On April 22, Bitcoin ETF inflows vastly exceeded the 2025 daily average, reaching $912 million or over 500 times the norm. This resurgence is tied to BTC price increases, with ETFs emerging as influential players in Bitcoin’s trading dynamics. Analysts highlight that these inflows indicate a positive trend for institutional investments in Bitcoin ETFs, with implications for market activity.
On April 22, Bitcoin ETF inflows reached an extraordinary $912 million, dramatically surpassing the 2025 average, which sits at merely 23 BTC or $2.1 million per day. This record inflow equals over 500 times the daily average and underscores the growing influence of Bitcoin ETFs, which reacted sharply to recent BTC price increases. Following a resurgence in Bitcoin value, ETF investments reflected a significant uptick after a six-week high in BTC/USD.

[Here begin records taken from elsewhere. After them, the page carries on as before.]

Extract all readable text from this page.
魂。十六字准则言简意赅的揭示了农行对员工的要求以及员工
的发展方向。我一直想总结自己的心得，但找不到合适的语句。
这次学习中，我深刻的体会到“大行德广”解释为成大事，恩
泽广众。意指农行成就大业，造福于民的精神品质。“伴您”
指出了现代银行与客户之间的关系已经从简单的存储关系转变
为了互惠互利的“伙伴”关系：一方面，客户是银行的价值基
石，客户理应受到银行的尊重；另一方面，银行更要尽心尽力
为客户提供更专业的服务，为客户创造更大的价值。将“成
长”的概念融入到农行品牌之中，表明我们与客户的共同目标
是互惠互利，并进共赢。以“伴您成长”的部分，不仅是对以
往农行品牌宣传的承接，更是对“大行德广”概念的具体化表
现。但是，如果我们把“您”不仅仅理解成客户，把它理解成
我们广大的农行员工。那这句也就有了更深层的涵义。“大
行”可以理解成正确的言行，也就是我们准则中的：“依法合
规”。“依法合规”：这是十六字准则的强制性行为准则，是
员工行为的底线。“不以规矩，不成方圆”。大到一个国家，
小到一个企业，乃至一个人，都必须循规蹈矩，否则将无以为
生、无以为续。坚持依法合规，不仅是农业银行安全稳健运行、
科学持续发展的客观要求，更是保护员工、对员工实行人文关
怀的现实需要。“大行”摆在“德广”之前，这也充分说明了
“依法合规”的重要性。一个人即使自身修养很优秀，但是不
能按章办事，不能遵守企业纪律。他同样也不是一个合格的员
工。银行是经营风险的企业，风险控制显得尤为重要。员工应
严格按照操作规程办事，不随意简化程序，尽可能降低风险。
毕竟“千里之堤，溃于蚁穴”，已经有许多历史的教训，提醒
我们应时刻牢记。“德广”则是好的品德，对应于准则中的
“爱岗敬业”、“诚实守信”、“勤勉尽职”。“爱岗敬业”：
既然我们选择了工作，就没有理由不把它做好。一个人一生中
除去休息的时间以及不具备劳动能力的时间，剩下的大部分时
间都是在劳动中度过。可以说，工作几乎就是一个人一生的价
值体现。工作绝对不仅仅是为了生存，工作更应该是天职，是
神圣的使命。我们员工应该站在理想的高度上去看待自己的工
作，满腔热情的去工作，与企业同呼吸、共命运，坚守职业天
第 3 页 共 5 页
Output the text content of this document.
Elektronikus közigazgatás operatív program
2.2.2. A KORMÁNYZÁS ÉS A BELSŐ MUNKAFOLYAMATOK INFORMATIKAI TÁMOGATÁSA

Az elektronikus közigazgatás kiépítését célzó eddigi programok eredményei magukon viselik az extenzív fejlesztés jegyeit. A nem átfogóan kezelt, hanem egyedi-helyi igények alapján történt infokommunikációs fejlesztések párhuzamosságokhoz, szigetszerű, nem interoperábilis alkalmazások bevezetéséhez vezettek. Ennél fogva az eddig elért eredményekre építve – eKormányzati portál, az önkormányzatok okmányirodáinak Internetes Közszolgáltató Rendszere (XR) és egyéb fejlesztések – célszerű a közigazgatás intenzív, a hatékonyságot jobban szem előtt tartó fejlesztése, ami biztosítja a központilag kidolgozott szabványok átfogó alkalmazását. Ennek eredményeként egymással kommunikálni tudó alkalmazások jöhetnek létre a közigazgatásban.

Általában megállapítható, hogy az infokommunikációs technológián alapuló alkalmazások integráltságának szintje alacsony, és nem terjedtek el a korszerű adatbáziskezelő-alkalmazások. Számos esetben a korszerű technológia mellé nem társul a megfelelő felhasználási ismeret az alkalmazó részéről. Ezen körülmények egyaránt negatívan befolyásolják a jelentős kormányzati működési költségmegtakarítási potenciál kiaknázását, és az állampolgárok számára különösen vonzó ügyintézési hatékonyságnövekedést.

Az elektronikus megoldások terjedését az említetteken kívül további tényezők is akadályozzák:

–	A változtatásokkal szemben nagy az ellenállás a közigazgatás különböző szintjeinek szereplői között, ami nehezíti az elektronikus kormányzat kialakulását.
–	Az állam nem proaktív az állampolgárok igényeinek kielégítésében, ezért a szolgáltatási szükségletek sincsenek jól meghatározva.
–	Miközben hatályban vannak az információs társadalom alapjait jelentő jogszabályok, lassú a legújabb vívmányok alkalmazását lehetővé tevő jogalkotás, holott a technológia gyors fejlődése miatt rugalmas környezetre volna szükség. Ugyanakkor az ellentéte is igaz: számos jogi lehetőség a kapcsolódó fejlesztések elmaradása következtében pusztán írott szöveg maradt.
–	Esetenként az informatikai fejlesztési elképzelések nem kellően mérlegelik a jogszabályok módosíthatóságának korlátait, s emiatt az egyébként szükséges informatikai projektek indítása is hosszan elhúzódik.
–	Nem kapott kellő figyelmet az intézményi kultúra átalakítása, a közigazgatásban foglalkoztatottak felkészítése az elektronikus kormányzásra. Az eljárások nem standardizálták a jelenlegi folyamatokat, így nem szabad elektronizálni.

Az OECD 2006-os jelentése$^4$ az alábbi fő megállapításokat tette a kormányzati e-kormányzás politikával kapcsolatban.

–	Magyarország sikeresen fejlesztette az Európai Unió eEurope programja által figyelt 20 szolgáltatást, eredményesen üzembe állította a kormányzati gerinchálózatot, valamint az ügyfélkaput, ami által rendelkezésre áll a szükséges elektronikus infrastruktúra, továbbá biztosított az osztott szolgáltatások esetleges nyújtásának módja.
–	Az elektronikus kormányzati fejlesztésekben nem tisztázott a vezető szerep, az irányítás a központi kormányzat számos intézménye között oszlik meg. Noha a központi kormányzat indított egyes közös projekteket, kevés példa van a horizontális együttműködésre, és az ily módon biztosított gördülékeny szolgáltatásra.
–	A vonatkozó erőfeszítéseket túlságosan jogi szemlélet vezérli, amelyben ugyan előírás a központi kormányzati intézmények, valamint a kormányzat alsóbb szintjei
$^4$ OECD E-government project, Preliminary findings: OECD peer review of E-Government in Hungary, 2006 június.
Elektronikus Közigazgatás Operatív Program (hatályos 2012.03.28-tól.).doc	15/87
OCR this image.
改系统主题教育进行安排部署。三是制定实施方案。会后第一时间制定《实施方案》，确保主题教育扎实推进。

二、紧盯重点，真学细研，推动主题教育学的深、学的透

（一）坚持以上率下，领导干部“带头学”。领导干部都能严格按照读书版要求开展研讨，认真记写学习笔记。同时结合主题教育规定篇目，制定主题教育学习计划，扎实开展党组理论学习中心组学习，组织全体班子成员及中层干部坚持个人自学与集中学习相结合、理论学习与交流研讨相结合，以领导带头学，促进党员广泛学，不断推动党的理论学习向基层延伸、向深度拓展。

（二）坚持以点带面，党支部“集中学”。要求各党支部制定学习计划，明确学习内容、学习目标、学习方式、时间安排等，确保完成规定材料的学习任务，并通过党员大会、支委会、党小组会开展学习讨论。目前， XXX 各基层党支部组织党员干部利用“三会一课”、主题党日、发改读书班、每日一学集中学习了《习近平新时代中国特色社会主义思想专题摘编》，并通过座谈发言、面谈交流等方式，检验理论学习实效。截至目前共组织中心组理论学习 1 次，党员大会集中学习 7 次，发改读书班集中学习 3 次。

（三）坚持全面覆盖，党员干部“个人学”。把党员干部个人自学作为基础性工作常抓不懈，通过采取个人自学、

The April 22 inflow marks the highest daily ETF investment since November 11, 2024, indicating a notable rebound in demand amidst fluctuating market sentiments. Given that the average daily inflow since the ETFs’ launch in January 2024 is about 1,031 BTC, the recent figure exemplifies a significant deviation from patterns observed throughout this year. Researchers at Glassnode described this phenomenon as unusual.
Bloomberg’s ETF analyst Eric Balchunas remarked on this turnaround, noting that the inflows across the majority of the 11 ETFs indicated a collective appetite for Bitcoin, contrasting previous trends where the iShares Bitcoin Trust (IBIT) garnered the majority of investments. Andre Dragosch from Bitwise echoed this optimism, highlighting that Bitcoin ETFs have assumed a vital role as the ‘marginal buyer’ in the Bitcoin market since early 2024, possessing the potential to influence trading volumes on exchanges.